For this to work, you need to intercept all creations of the widget you want to replace, which probably means creating a similar wrapper for the WidgetFactory. And you must be able to configure which WidgetFactory to use.

It also depends on no client trying to cast the IWidget back to DefaultWidget...

Rolf Rander
This is the stategy design pattern, and a classic Java tool. Nothing to do with monkey patch. You can like monkey patch or not, but it's an anwser to a very special problem.
e-satis
Absolutely, I am just posting this as a possible option. There are lots of alternatives here, which is best suited depends on the actual scenario: the extension possibilities of the API in question, flexibility, platform, need to be forward/backward compatible etc.
Rolf Rander
A: 

Only suggestions I can think of:

  1. Dig through the library API to see if there's some way of overriding the defaults and sizing. Sizing can be confusing in swing (at least to me) , setMinimum, setMaximum, setdefault, setDefaultOnThursday, ... . It's possible there's a way. If you can contact the library designer(s) you might find an answer that will alleviate the need for unpleasant hacking.

  2. Perhaps extend the factory only overriding some default sizing parameter? depends on the factory but it might be possible.

Creating a class with the same name might be the only other option, as others have pointed out it's ugly and you're liable to forget it and break stuff when you update the api library or deploy in a different environment and forget why you had the classpath set up that way.

Steve B.
I keep looking for the "setMinimumNoReallyIMeanItStopIgnoringMe" method.
Paul Tomblin
Heh - it's actually far worse than this - the code in question isn't even Swing. Looking at the API, it begs for dependency injection, but I can see why it doesn't have this (to keep things simple). Ho hum!
rq
+5  A: 

Perhaps you could use Aspect Oriented Programming to trap calls to that function and return your own version instead?

Spring offers some AOP functionality but there are other libraries that do it as well.

Andy
Sounds good and possibly the closest real solution. Perhaps a bit overkill to add a Spring dependency where none existed to the app just for this fixup though. A custom class loader might not play nicely with Eclipse RCP, which I also use...
rq
You don't need Spring to do AOP, just get AspectJ. There is also an eclipse plugin: http://www.eclipse.org/aspectj/
Jason Day
+1  A: 

Just my concept idea,

It is possible that use AOP, with bytecode engineering way, to inject a aspect to the calculateHeight method.

Then, you may enable you patch by ThreadLocal or else variable.

Dennis Cheung
A: 

Well, I keep trying to post suggestions, and then I see that they won't work or that you've already mentioned you tried them.

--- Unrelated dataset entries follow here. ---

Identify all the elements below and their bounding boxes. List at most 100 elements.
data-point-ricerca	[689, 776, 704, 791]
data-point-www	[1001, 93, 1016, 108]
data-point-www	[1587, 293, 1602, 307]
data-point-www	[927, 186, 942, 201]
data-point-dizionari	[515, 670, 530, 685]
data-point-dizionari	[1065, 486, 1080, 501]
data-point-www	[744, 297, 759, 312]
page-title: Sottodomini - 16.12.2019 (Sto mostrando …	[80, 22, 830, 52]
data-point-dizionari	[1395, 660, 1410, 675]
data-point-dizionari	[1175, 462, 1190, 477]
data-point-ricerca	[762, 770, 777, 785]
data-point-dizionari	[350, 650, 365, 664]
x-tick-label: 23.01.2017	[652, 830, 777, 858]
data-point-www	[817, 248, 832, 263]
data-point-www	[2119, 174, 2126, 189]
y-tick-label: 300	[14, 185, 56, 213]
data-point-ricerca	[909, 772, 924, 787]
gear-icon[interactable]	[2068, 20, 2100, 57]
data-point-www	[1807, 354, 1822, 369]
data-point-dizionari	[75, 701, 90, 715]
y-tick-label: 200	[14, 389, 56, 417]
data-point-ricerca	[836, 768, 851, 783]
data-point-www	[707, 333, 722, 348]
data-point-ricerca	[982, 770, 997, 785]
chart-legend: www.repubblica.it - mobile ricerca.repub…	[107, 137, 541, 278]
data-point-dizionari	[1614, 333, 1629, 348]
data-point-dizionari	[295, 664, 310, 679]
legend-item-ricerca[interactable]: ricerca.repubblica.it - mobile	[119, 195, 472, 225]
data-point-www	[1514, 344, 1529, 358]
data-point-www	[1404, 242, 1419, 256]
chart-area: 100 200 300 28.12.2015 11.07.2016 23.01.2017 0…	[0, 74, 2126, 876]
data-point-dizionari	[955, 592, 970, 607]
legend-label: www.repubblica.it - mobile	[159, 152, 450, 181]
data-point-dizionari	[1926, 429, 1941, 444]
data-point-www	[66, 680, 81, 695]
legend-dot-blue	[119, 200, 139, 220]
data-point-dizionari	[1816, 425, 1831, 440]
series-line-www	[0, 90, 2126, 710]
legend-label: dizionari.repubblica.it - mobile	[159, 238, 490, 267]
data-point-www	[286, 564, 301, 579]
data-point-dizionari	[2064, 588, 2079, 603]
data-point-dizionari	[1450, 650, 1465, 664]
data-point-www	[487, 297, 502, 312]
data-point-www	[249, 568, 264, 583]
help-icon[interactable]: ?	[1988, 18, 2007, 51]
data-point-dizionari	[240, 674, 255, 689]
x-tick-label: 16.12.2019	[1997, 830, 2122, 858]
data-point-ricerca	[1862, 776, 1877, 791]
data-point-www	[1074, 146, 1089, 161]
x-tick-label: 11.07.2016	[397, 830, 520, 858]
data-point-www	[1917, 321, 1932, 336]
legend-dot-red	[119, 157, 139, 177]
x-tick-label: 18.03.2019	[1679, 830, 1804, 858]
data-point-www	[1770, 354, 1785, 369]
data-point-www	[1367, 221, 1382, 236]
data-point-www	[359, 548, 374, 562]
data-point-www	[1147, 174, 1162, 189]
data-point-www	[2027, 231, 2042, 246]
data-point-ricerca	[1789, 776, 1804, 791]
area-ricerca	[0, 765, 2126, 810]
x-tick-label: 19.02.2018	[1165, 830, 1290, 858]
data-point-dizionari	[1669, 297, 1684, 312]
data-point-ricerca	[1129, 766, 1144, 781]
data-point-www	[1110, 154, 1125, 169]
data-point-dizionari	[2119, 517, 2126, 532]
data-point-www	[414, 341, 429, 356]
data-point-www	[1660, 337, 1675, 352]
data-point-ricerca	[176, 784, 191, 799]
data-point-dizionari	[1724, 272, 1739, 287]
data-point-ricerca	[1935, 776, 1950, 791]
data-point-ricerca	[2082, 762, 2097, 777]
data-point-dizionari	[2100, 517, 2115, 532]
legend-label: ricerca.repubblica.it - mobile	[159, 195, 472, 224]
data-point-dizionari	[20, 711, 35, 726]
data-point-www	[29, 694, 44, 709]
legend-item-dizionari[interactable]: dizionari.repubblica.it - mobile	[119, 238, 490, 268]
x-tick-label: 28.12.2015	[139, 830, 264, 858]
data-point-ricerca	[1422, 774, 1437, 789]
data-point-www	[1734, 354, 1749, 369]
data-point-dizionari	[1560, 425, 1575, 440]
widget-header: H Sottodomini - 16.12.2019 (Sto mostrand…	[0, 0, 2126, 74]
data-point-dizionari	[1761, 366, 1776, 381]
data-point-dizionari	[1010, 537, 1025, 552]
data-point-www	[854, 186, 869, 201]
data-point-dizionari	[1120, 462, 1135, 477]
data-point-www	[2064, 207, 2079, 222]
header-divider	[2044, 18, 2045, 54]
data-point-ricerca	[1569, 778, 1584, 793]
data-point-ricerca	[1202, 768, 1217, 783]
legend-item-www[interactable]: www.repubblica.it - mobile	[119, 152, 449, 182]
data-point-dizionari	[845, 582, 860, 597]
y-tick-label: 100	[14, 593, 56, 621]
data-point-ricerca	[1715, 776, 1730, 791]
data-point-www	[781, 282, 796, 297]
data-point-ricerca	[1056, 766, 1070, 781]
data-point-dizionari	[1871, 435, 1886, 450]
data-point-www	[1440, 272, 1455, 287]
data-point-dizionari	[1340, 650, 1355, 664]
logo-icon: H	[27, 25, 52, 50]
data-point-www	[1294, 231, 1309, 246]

The best solution I can think of is to subclass WindowDisplayFactory, then in the subclass's createView() method, first call super.createView(), then modify the object returned to completely throw out the widget and replace it with an instance of the subclass that does what you want. But the widget is used to initialize stuff, so you'd have to go change all of those.

Then I think of using reflection on the returned object from createView() and trying to fix things up that way, but again, that's hairy because so much stuff was initialized with the widget. I think I would try to use that approach, though, if it was simple enough to justify it over copying and pasting.

I'll be watching this, plus thinking to see if I can come up with any other ideas. Java Reflection sure is nice, but it can't beat the dynamic introspection I've seen available in languages such as Perl and Python.

skiphoppy
Yeah, there's a fair amount of stuff done in the extra new'd classes in the createView - in the end the reflection + fix ups would probably have been more fragile (harder to maintain with new versions of the WidgetFactory) than just copy-pasting.
rq
+2  A: 

cglib is a Java library that can do some things similar to monkey patching - it can manipulate bytecode at runtime to change certain behaviours. I'm not sure if it can do exactly what you need, but it's worth a look...

Dan Vinton
Other tools for manipulating byte-code:http://jakarta.apache.org/bcel/http://asm.objectweb.org/
Rolf Rander
A: 

Perhaps, you could write a custom class loader.